Cyclone Idai has had a "massive and horrifying" impact on Mozambique's port city of Beira, the Red Cross says.
It made landfall on Thursday with winds of up to 177 km/h (106 mph), but aid teams only reached Beira on Sunday.
People have been rescued from trees, homes have been destroyed and roofs were ripped off concrete buildings, head of the Red Cross assessment team, Jamie LeSeur, told the BBC.
The cyclone has killed at least 150 people across southern Africa.
More than 80 people have died in eastern and southern Zimbabwe, information ministry head Nick Mangwana told Reuters news agency.
This includes two pupils from the St Charles Lwanga boarding school in the district of Chimanimani, who died after their dormitory was hit when rocks swept down a mountain.
Malawi has also been badly hit. The flooding there, caused by the rains before the cyclone made landfall, led to at least 122 deaths, Reliefweb reports.
How bad is the damage in Beira?
At least 68 people have died in Mozambique, mostly around Beira, the authorities there say.

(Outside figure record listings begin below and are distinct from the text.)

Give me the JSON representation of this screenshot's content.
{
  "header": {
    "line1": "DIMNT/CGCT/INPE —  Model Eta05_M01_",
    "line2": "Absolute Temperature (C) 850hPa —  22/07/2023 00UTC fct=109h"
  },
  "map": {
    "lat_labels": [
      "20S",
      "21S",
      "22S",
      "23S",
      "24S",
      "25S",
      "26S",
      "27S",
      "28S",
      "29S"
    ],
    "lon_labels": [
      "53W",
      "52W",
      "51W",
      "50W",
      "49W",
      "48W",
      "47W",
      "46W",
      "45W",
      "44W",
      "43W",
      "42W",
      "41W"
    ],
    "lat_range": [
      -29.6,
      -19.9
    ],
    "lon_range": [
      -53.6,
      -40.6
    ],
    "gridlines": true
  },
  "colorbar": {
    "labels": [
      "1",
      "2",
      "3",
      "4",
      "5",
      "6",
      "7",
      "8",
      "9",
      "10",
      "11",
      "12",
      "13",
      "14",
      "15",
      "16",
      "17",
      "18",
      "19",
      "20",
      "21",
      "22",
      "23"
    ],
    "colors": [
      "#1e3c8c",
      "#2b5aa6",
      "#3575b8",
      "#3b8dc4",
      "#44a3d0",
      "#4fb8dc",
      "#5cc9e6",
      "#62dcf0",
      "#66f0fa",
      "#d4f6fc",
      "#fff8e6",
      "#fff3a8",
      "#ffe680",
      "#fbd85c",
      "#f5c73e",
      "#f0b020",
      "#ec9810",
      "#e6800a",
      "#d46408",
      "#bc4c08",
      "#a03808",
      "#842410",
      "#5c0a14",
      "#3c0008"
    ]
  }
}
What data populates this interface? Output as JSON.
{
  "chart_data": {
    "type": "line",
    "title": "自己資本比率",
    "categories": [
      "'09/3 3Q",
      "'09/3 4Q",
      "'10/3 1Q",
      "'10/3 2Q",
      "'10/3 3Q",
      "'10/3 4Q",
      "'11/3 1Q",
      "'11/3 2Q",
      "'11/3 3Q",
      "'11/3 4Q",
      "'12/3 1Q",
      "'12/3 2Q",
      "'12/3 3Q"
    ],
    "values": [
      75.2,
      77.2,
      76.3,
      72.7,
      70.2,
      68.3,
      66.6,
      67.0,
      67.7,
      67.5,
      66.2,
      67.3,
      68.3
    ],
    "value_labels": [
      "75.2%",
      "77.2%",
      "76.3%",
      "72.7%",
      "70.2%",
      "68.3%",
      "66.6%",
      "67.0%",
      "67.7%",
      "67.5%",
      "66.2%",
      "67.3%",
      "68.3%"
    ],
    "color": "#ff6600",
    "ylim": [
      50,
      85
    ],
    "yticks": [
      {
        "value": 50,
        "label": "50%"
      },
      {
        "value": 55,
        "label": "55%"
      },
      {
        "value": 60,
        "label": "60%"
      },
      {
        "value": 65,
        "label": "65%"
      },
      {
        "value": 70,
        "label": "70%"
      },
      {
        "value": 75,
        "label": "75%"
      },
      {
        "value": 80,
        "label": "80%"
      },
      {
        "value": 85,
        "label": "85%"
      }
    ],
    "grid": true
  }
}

More than 1,500 people have been injured by falling trees and debris from buildings including zinc roofing, the BBC's Jose Tembe in the capital, Maputo, quotes officials as saying.
"Almost everything has been affected by the calamity," Alberto Mondlane, the governor of Sofala province, which includes Beira, said on Sunday.
"We have people currently suffering, some on top of trees and are badly in need of help."
Local people in Beira, with a population of 500,000, have put in an "incredible effort" to reopen roads in the city, Mr LeSeur told the BBC's Newsday programme.
"Beira has been severely battered. But we are hearing that the situation outside the city could be even worse," a statement from the International Federation of Red Cross and Red Crescent Society quotes him as saying.
The port city of Beira bore the brunt of the cyclone
The road linking Beira to the rest of the country has been damaged, but air links have now resumed.
President Filipe Nyusi cut short a trip to eSwatini, formerly known as Swaziland, to visit the affected areas.